7 de novembro de 2021

 


A DANÇA DAS ESTRELAS - EMMA DONNOGHUE





Surpreendentemente aborrecida até à página 36. Tive até alguma dificuldade em atravessar a barreira da perceção que me sussurrava ao ouvido que não era para desistir.
Fraco, lento de início. Desinteressante até nas primeiras descrições, fortaleceram a minha noção inicial de que comprar o livro tinha sido um erro.

Mas não desistem, eu também não desisti. E quem não desistir vai descobrir uma história sobre a condição humana. Sobre o papel da mulher numa sociedade tão diferente da actual, de pobreza e de abandono.
Vai ler, como o amor ao próximo é a parte mais importante desta equação tão esdrúxula que é a vida.
Como um quarto de uma enfermaria, tremendamente pequeno e em três dias, descobre-se o significado do amor, da morte e da ressurreição.

Quem quiser ler um pouquinho entre as linhas descobrirá, que nós, mulheres pouco valemos, que somos fracas e sofridas, que temos medo, muito medo, mas temos a capacidade dentro de nós, de salvar o mundo.
Contribuímos com a vida, não na guerra, não dentro de uma trincheiras aos tiros em nome de um país ou de um ideal, mas nas vidas que geramos, na dor que suportamos e na força que vamos buscar, muitas vezes sem a saber que temos.

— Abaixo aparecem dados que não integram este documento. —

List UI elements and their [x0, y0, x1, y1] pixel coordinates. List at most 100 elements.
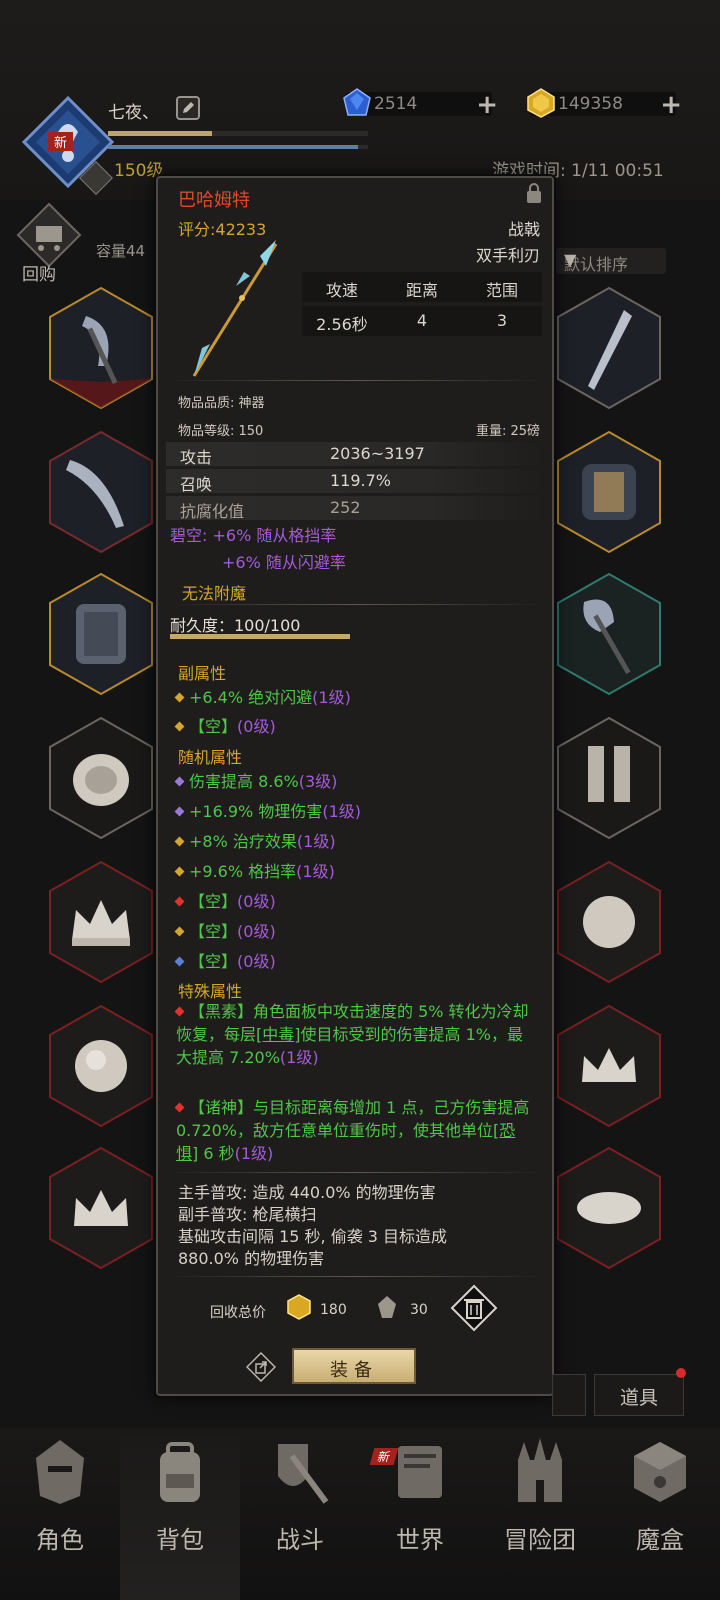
props-button[interactable]: 道具 — [594, 1374, 684, 1416]
item-weight: 重量: 25磅 — [475, 424, 540, 439]
backpack-icon — [160, 1442, 200, 1502]
nav-tab-battle[interactable]: 战斗 — [240, 1428, 360, 1600]
inventory-slot-crown-2[interactable] — [46, 1146, 156, 1270]
set-bonus-line-2: +6% 随从闪避率 — [222, 553, 346, 572]
trash-icon[interactable] — [450, 1284, 498, 1332]
nav-tab-character[interactable]: 角色 — [0, 1428, 120, 1600]
nav-new-badge: 新 — [369, 1448, 399, 1465]
equip-button[interactable]: 装备 — [292, 1348, 416, 1384]
share-icon[interactable] — [246, 1352, 276, 1382]
inventory-slot-gauntlet[interactable] — [46, 716, 156, 840]
no-enchant-label: 无法附魔 — [182, 584, 247, 603]
experience-bar — [108, 131, 368, 136]
desc-line: 880.0% 的物理伤害 — [178, 1249, 325, 1268]
attr-text: 【空】 — [189, 952, 238, 971]
attr-row-anti-corruption: 抗腐化值 252 — [166, 496, 542, 521]
sort-dropdown[interactable]: 默认排序 ▼ — [556, 248, 666, 274]
random-attr-4: +9.6% 格挡率(1级) — [174, 858, 335, 882]
stat-attack-speed: 2.56秒 — [316, 315, 368, 334]
stat-range: 3 — [496, 311, 508, 330]
buyback-label: 回购 — [22, 265, 56, 285]
attr-level: (1级) — [279, 1048, 319, 1067]
gold-gem-icon — [527, 88, 555, 118]
gold-currency: 149358 + — [527, 88, 682, 120]
secondary-attrs-title: 副属性 — [178, 664, 227, 683]
inventory-slot-blade[interactable] — [46, 430, 156, 554]
item-quality: 物品品质: 神器 — [178, 396, 265, 411]
desc-line: 副手普攻: 枪尾横扫 — [178, 1205, 317, 1224]
attr-text: 【空】 — [189, 922, 238, 941]
secondary-action-button[interactable] — [552, 1374, 586, 1416]
inventory-slot-mask[interactable] — [554, 1146, 664, 1270]
bottom-nav: 角色 背包 战斗 新 世界 冒险团 魔盒 — [0, 1428, 720, 1600]
nav-label: 世界 — [396, 1526, 444, 1554]
desc-line: 基础攻击间隔 15 秒, 偷袭 3 目标造成 — [178, 1227, 448, 1246]
divider — [166, 1276, 544, 1277]
gold-amount: 149358 — [558, 94, 623, 114]
lock-icon[interactable] — [524, 182, 544, 204]
durability-fill — [170, 634, 350, 639]
diamond-bullet-icon — [174, 721, 185, 732]
random-attr-1: 伤害提高 8.6%(3级) — [174, 768, 338, 792]
random-attr-2: +16.9% 物理伤害(1级) — [174, 798, 361, 822]
inventory-slot-crown[interactable] — [46, 860, 156, 984]
props-label: 道具 — [619, 1387, 658, 1409]
attr-text: +16.9% 物理伤害 — [189, 802, 323, 821]
random-attrs-title: 随机属性 — [178, 748, 243, 767]
nav-tab-magic-box[interactable]: 魔盒 — [600, 1428, 720, 1600]
special-attr-2: 【诸神】与目标距离每增加 1 点，己方伤害提高 0.720%，敌方任意单位重伤时… — [174, 1096, 536, 1165]
attr-level: (1级) — [234, 1144, 274, 1163]
inventory-slot-orb[interactable] — [46, 1004, 156, 1128]
attack-description: 主手普攻: 造成 440.0% 的物理伤害 副手普攻: 枪尾横扫 基础攻击间隔 … — [178, 1182, 538, 1270]
inventory-slot-orb-2[interactable] — [554, 860, 664, 984]
inventory-slot-armor[interactable] — [554, 430, 664, 554]
durability-label: 耐久度：100/100 — [170, 616, 301, 635]
inventory-slot-crown-3[interactable] — [554, 1004, 664, 1128]
diamond-bullet-icon — [174, 926, 185, 937]
add-blue-gem-button[interactable]: + — [476, 90, 498, 120]
stat-header-attack-speed: 攻速 — [325, 281, 358, 300]
attr-text: 【空】 — [189, 892, 238, 911]
nav-tab-backpack[interactable]: 背包 — [120, 1428, 240, 1600]
new-badge: 新 — [48, 132, 74, 151]
chevron-down-icon: ▼ — [564, 250, 577, 269]
random-attr-6: 【空】(0级) — [174, 918, 276, 942]
weapon-stats-table: 攻速 距离 范围 2.56秒 4 3 — [302, 272, 542, 336]
random-attr-3: +8% 治疗效果(1级) — [174, 828, 336, 852]
nav-tab-world[interactable]: 新 世界 — [360, 1428, 480, 1600]
poison-link[interactable]: [中毒] — [256, 1025, 301, 1044]
durability-bar — [170, 634, 350, 639]
secondary-bar — [108, 145, 368, 149]
stat-header-range: 范围 — [485, 281, 518, 300]
inventory-slot-sword[interactable] — [554, 286, 664, 410]
item-level: 物品等级: 150 — [178, 424, 264, 439]
castle-icon — [518, 1438, 562, 1502]
blue-gem-icon — [343, 88, 371, 116]
special-text: 6 秒 — [198, 1144, 235, 1163]
inventory-slot-battle-axe[interactable] — [554, 572, 664, 696]
helmet-icon — [36, 1440, 84, 1504]
nav-tab-adventure-team[interactable]: 冒险团 — [480, 1428, 600, 1600]
attr-level: (3级) — [298, 772, 338, 791]
special-attr-1: 【黑素】角色面板中攻击速度的 5% 转化为冷却恢复，每层[中毒]使目标受到的伤害… — [174, 1000, 536, 1069]
nav-label: 角色 — [36, 1526, 84, 1554]
attr-value: 119.7% — [330, 471, 392, 490]
set-bonus-line-1: 碧空: +6% 随从格挡率 — [170, 526, 337, 545]
scroll-map-icon — [398, 1446, 442, 1498]
cube-icon — [634, 1442, 686, 1502]
add-gold-button[interactable]: + — [660, 90, 682, 120]
inventory-slot-axe[interactable] — [46, 286, 156, 410]
attr-key: 抗腐化值 — [180, 502, 245, 521]
attr-text: +6.4% 绝对闪避 — [189, 688, 313, 707]
divider — [166, 1172, 544, 1173]
inventory-slot-chest-armor[interactable] — [46, 572, 156, 696]
diamond-bullet-icon — [174, 956, 185, 967]
diamond-bullet-icon — [174, 896, 185, 907]
equip-label: 装备 — [330, 1360, 378, 1381]
edit-name-icon[interactable] — [176, 96, 200, 120]
inventory-slot-boots[interactable] — [554, 716, 664, 840]
secondary-attr-1: +6.4% 绝对闪避(1级) — [174, 684, 351, 708]
attr-level: (0级) — [237, 952, 276, 971]
stats-value-row: 2.56秒 4 3 — [302, 306, 542, 336]
desc-line: 主手普攻: 造成 440.0% 的物理伤害 — [178, 1183, 436, 1202]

Adorei ler este livro. Apesar do início. 
As exímias descrições de partos tão sofridos. A fragilidade da mulher e a sua extraordinária força.
Afinal, naquele momento, não há como voltar atrás.
Mais do que retratar uma epidemia que muito se assemelha a que vivemos agora, este livro retrata especificamente as pessoas que mais foram influenciadas e atacadas por ela.
Os pobres e subnutridos, os que não podiam ficar em casa deitados, e cuja morte era sua culpa. 
E as grávidas e os seus filhos. As grávidas, as mulheres, as últimas.
"Os últimos serão sempre os primeiros", não esquecer. Nunca!